I've been asked by a reader to explain why I didn't apply The Rule1 to the weekend's fence rebuild and acquire a gas-powered post hole auger or a fuel cell driven power nailing gun or somesuch essential tool.
In short, I did, sorta.
The taxman had recently stripped the Steviewallet of several hundred tool-acquisition dollars and rendered anything but essential tool purchases impossible, but even so I would normally have indeed justified finding $350 from somewhere for that nail gun2 had I not snuck out of the house during one of Mrs Stevie's previous absences two weeks ago and acquired a replacement for my recently self-destructed router.
I had made the descision to go with a Sears model again because:
a) I had actually liked my original Sears router very much.
2) I could not afford to buy both the expensive 3.5 horsepower plunge router I knew I needed3 and a fixed-based router
þ) The Sears 2 horsepower router I had my eye on was getting good reviews
♥ The Sears 2 horsepower router cost well under a hunnerd bux.
Of course, once I had actually visited a Sears the plan got altered a bit. I like to try out the plunge router plunge mechanism on each plunge router I see up close, and when I tried the el-cheapo Sears 1.75 horsepower model the springs were the softest I'd ever experienced. Call me A. Nidoiot but it makes no real sense to me to make the springs on a plunge tool so strong they could double as truck suspension parts. If you are trying to operate a tool , the moving part of which is razor sharp and zooming round and round more than 300 times a second, the last thing you need is to be fighting to overcome the resistance of the springs that are really only required to lift the bit clear of the workpiece, not catapult the hapless craftsman across his workshop upon releasing the plunge lock at the end of the cut.
Now I was torn. Fortunately Sears had a solution. They offered the fixed-base router I wanted with an exchangeable plunge base, and put it all in a nice case too. I verified that the plunge base was the same as the one I'd just tried and it was. Sold!
Or not.
Sometimes, the staff in Sears can be a bit dense. If you read the entry on trying to buy a cab for Troll, The Snowblower Of Supreme Spiffiness you'll see what I mean. Once again I was allowed to stand in a store while three members of staff ignored me. I wouldn't have been surprised except that I picked this particular Sears because it normally is the only local one that doesn't suffer from this problem. I was intrigued and in no particular hurry to buy so I went home. During the next week I made four trips to this Sears on the way home from my train to conduct a little unofficial research. Each time I allowed ten minutes to elapse before I left the store unhelped by any of the gossiping 20-something staff. I finally went into the store and found some elderly guys manning the fort and was, at last, helped.
Or not
It turned out that although the computer to which the national Sears website is connected and from which it was possible for me to order ahead (though I didn't) said there were four of these router kits in stock, the real value was zero.

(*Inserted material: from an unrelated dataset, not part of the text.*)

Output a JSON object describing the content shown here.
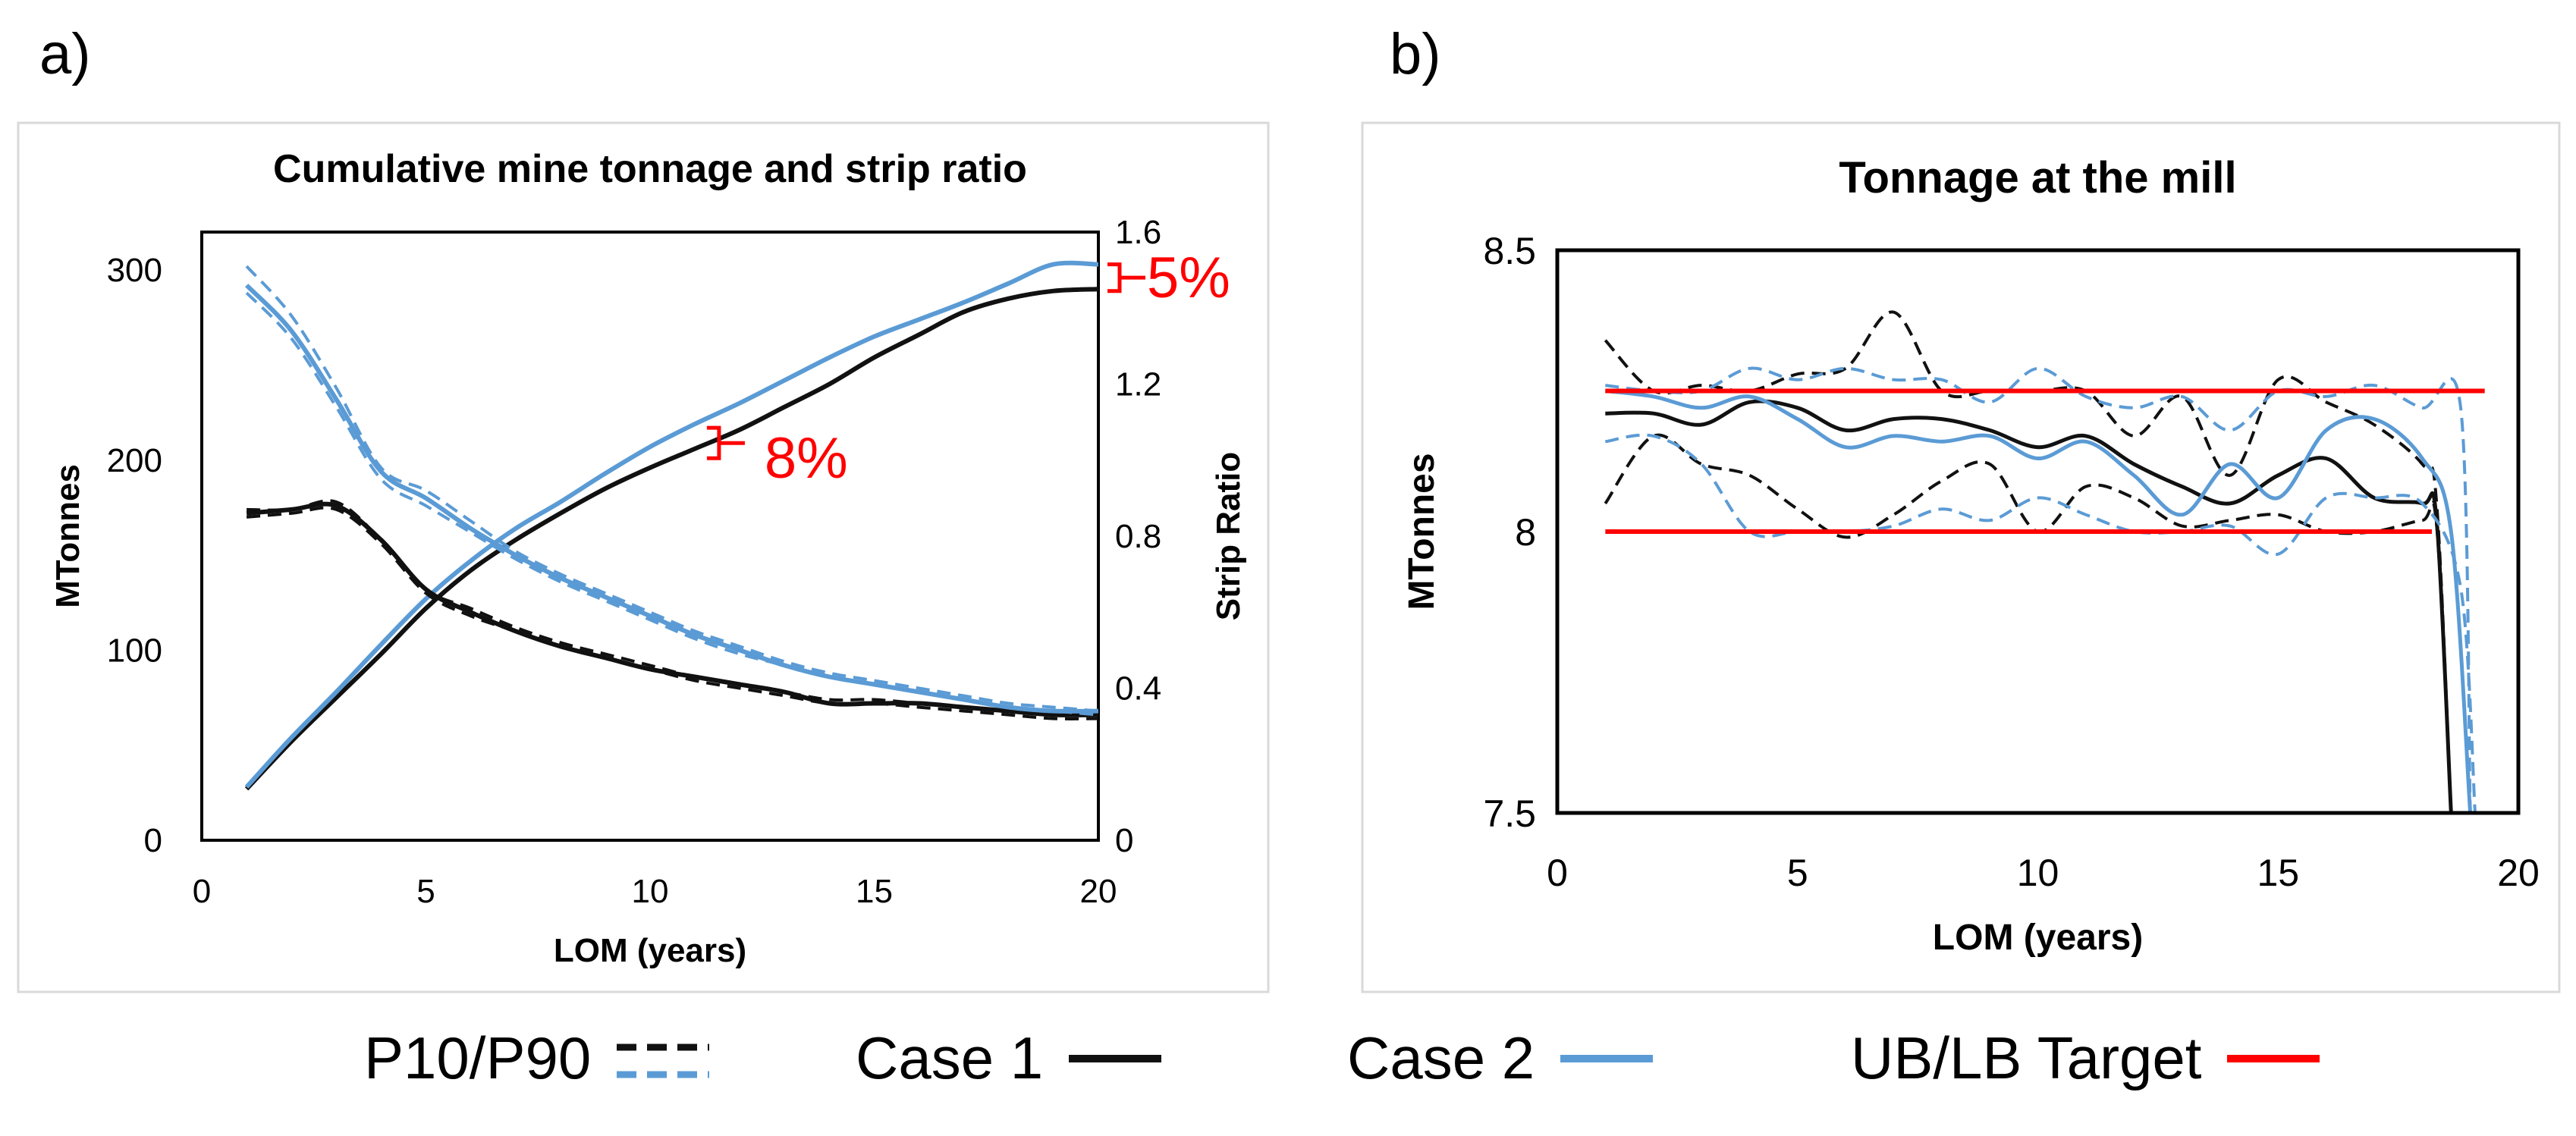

Even the display model wasn't a complete set and so they couldn't even offer to sell it to me.
Eventually I remembered there was a Sears in Hicksville, drove over to it on a Saturday night while Mrs Stevie and the Stevieling were safely out of the way, and found that they had one which they were happy to sell to me. The whole deal took about 30 minutes.
The router is all that I hoped it would be, and I used it to machine the 2x4s that I used to repair the fence between me and Crazy Joe. Given the shortage of folding cash in the Stevievault, the happiness with the New Router which, being a replacement, was acquired outside the strictures of The Rule and the lack of any real need for a new tool for Project Repair The Front Fence Before It Falls Completely Over And Kills Someone You Nitwit4 (which by itself is actually no barrier to tool acquisition, indeed, is actually the point in some cases) I couldn't justify the cost.
The new router has twice the power of the old one for chewing up wood all the faster, electronic torque control to stop those annoying motor stalls that make flames shoot out of the router louvers and pop the circuit breakers, variable speed so the larger raised panel bits don't fly apart and embed shrapnel in the Steviebod, slow start so we'll have no more of those embarrasing "dropped router" or "accidentally routed workbench/bystanding item/limb" incidents upon switching on and integral worklights so that when the urge to route with the workshop lights off is overpowering I can just go with it.
Why the money saved on trips to the emergency room alone should pay for the thing in only five or six jobs.